In 1935, King George V, on the advice of Canadian Prime Minister, R. B.Bennett, appointed Buchan to succeed the Earl of Bessborough as Governor General of Canada and two months later raised him to the peerage as 1st Baron Tweedsmuir. He occupied the post until his death in 1940. Buchan promoted Canadian unity and helped strengthen the sovereignty of Canada constitutionally and culturally. He received a state funeral in Canada before his ashes were returned to the United Kingdom.

John Buchan

The principal character and narrator of the novel is Richard Hannay, a wealthy mining engineer who has just returned to London, and finds his life boring. A panicked neighbour, Franklin Scudder, who is a journalist, knocks on his door and tells Hannay about a plot to kill the prime minister of Greece, Constantine Karolides, in a few weeks time – an event which the plotters hope will start the First World War. Hannay provides Scudder with a refuge against the plotters, but when he returns to his flat, he finds that Scudder has been murdered. Hannay discovers a coded notebook which Scudder had kept and which was what the plotters has been looking for. With the notebook in his possession and a dead man in his flat, Hannay realises that he will be sought by both the plotters and the police. So, he leaves his flat, disguised as a milkman and boards a train to Scotland. He alights from the train at a remote station in the Galloway Hills, and what follows is a cat and mouse game during which he eludes capture by the plotters and the police.
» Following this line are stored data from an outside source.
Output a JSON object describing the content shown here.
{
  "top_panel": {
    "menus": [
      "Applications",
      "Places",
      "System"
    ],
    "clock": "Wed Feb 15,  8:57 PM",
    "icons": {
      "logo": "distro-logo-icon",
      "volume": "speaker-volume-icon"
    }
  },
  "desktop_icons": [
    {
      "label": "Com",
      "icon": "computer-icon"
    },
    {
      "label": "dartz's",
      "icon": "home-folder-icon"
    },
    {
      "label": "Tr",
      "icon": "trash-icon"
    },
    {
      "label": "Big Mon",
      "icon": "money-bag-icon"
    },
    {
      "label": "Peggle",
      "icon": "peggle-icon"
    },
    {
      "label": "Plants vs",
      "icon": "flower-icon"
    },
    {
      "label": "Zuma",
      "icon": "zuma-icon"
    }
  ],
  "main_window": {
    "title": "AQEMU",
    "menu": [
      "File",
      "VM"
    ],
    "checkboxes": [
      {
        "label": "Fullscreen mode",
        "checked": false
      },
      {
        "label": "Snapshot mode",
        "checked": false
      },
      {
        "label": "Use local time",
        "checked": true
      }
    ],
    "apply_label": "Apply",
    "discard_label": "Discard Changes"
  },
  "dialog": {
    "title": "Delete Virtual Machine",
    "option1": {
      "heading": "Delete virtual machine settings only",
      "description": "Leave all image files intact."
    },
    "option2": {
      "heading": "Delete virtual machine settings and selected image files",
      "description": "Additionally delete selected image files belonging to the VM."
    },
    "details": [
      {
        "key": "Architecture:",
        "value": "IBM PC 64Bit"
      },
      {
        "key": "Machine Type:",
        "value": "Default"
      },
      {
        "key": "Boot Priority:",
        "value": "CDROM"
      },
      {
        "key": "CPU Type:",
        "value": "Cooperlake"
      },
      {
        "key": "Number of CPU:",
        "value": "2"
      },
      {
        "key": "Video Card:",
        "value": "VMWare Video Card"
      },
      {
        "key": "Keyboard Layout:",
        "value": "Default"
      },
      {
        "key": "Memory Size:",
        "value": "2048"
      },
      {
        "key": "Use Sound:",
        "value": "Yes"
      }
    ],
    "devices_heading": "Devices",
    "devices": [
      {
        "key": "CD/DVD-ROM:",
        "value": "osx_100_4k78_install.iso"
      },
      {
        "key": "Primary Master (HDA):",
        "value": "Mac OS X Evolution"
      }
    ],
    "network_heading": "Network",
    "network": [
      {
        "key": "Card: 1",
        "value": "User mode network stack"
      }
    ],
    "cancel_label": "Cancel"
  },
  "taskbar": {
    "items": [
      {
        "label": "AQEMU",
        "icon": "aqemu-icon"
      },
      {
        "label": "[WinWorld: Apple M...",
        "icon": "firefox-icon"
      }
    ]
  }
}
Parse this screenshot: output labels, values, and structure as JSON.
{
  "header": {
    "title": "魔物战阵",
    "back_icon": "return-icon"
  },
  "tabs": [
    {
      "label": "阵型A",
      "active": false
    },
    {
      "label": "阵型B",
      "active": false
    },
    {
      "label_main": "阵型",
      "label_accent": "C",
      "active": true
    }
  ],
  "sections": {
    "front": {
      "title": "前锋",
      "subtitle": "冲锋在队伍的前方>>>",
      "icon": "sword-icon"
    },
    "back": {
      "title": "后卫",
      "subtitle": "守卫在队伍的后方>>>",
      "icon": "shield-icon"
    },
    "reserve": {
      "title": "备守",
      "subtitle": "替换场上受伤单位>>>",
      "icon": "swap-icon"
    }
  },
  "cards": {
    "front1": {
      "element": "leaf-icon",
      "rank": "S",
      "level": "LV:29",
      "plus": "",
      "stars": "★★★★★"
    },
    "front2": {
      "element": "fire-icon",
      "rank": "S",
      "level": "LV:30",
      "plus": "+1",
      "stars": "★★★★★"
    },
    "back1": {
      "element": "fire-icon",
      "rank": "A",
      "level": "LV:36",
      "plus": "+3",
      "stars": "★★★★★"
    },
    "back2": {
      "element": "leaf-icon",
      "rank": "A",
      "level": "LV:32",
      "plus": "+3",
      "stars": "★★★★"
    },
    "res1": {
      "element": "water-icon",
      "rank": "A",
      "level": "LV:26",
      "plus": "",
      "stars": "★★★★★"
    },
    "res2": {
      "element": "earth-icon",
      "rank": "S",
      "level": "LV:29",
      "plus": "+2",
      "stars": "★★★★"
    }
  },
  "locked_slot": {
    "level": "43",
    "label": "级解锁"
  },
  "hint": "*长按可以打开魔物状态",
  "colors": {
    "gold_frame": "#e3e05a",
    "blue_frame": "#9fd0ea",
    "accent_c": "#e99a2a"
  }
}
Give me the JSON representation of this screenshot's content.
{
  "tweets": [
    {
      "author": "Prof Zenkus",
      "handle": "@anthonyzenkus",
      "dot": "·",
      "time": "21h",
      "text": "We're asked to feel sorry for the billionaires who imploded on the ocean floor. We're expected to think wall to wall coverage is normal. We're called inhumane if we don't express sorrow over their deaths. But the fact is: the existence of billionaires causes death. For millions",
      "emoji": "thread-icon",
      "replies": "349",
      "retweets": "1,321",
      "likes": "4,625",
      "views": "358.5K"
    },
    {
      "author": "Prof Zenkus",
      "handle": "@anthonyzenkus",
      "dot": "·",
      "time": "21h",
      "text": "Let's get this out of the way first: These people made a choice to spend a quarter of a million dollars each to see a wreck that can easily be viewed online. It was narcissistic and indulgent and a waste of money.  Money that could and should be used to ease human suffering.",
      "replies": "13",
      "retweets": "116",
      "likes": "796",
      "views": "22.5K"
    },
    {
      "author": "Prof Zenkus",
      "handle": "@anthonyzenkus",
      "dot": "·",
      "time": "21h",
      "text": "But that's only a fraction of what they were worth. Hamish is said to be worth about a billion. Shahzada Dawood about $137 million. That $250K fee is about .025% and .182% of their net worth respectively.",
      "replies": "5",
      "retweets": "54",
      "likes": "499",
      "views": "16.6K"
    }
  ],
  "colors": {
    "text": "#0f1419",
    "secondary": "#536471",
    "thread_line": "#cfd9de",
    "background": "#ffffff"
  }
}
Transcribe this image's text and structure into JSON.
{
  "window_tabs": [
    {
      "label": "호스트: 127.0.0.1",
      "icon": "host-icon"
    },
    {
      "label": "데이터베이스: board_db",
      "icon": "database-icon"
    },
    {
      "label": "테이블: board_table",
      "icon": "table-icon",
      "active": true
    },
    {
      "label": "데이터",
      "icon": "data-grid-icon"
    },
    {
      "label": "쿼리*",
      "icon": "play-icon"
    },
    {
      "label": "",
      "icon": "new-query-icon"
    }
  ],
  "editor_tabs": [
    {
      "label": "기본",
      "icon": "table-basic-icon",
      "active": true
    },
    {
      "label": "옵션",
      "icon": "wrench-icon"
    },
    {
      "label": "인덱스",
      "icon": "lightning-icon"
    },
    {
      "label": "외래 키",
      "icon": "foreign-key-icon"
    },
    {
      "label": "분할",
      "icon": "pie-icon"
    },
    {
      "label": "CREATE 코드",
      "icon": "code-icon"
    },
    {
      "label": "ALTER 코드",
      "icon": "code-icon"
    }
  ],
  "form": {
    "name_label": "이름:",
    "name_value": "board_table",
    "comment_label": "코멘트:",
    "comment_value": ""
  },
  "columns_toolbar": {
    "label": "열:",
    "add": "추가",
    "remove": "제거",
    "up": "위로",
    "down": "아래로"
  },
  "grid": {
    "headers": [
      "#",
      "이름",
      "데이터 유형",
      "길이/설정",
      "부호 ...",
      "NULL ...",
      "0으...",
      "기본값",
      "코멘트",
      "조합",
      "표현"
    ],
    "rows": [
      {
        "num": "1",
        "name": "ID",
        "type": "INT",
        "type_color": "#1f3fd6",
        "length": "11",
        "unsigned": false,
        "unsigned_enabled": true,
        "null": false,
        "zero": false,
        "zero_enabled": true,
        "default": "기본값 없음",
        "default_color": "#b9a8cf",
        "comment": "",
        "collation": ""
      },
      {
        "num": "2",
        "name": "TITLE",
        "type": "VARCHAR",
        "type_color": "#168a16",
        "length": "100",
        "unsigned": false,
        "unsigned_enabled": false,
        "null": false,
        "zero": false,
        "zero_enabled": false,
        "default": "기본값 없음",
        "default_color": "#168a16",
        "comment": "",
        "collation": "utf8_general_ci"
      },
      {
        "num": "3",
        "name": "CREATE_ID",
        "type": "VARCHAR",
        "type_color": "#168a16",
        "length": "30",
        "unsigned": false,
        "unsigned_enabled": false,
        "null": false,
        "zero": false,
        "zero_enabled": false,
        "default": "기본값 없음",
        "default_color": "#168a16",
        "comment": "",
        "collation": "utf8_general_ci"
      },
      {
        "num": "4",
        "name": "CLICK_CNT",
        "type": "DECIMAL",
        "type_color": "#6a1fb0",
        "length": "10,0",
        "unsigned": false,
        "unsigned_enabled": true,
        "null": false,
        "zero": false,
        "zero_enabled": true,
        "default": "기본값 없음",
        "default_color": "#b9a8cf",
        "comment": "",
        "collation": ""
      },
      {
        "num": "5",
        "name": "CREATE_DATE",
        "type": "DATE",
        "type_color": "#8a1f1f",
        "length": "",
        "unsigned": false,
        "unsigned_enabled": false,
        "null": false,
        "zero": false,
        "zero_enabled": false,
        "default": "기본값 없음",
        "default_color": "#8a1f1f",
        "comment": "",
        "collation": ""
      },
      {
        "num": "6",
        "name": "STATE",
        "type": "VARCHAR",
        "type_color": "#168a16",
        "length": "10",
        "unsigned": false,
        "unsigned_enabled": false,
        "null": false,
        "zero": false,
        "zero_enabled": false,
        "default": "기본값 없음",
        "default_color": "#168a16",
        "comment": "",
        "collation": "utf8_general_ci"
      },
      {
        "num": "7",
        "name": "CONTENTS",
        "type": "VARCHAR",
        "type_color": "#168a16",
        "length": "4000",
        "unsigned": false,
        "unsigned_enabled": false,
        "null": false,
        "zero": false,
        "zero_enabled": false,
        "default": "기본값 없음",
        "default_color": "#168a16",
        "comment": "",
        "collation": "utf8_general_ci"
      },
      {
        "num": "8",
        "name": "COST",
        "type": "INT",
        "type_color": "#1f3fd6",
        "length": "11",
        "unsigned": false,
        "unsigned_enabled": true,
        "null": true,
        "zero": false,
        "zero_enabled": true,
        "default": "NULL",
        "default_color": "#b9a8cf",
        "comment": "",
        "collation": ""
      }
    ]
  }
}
Hannay manages to decode Scudders notebook, and he learns that the plotters are a German spy ring known at Black Stone, whose objective is to learn the disposition of the British fleet before the outbreak of war. Hannay resolves to inform  Sir Walter Bullivant, Permanent Secretary of the Foreign Office of the plot. As he hurries to escape capture, he enters what seems a disserted house, he finds himself face-to-face with with the leader of Black Stone. Hannay is locked in a storeroom where he finds a store of explosives. Using his mining experience, he blasts his way out and boards a train south. He finds Sir Walter at home in Berkshire, and convinces him of the truth of the plot except for the assassination of Karolides, until it breaks into the news. Hannay and Sir Walter travel to London to sound the alarm. At Sir Walters townhouse, Hannay sees a person he assumes to be the First Sea Lord leaving the meeting, but, as he goes by, Hannay recognises him as one of the Black Stone plotters in disguise. Realising that the plotters must physically transport their stolen information across the Channel, Hannay consults Scudders notebook which mentions a seacoast landing which is accesses by 39 steps. With the help of a coastal pilot, he is able to identify the place, the plotters in disguise and a German yacht ready to take them home. But they are captured before they can escape.

This is a fast-moving story, with many twists and turns. The settings, the events and the characters are credible, their credibility reinforced by the actual situation leading up to WWI. A pleasant and engaging read!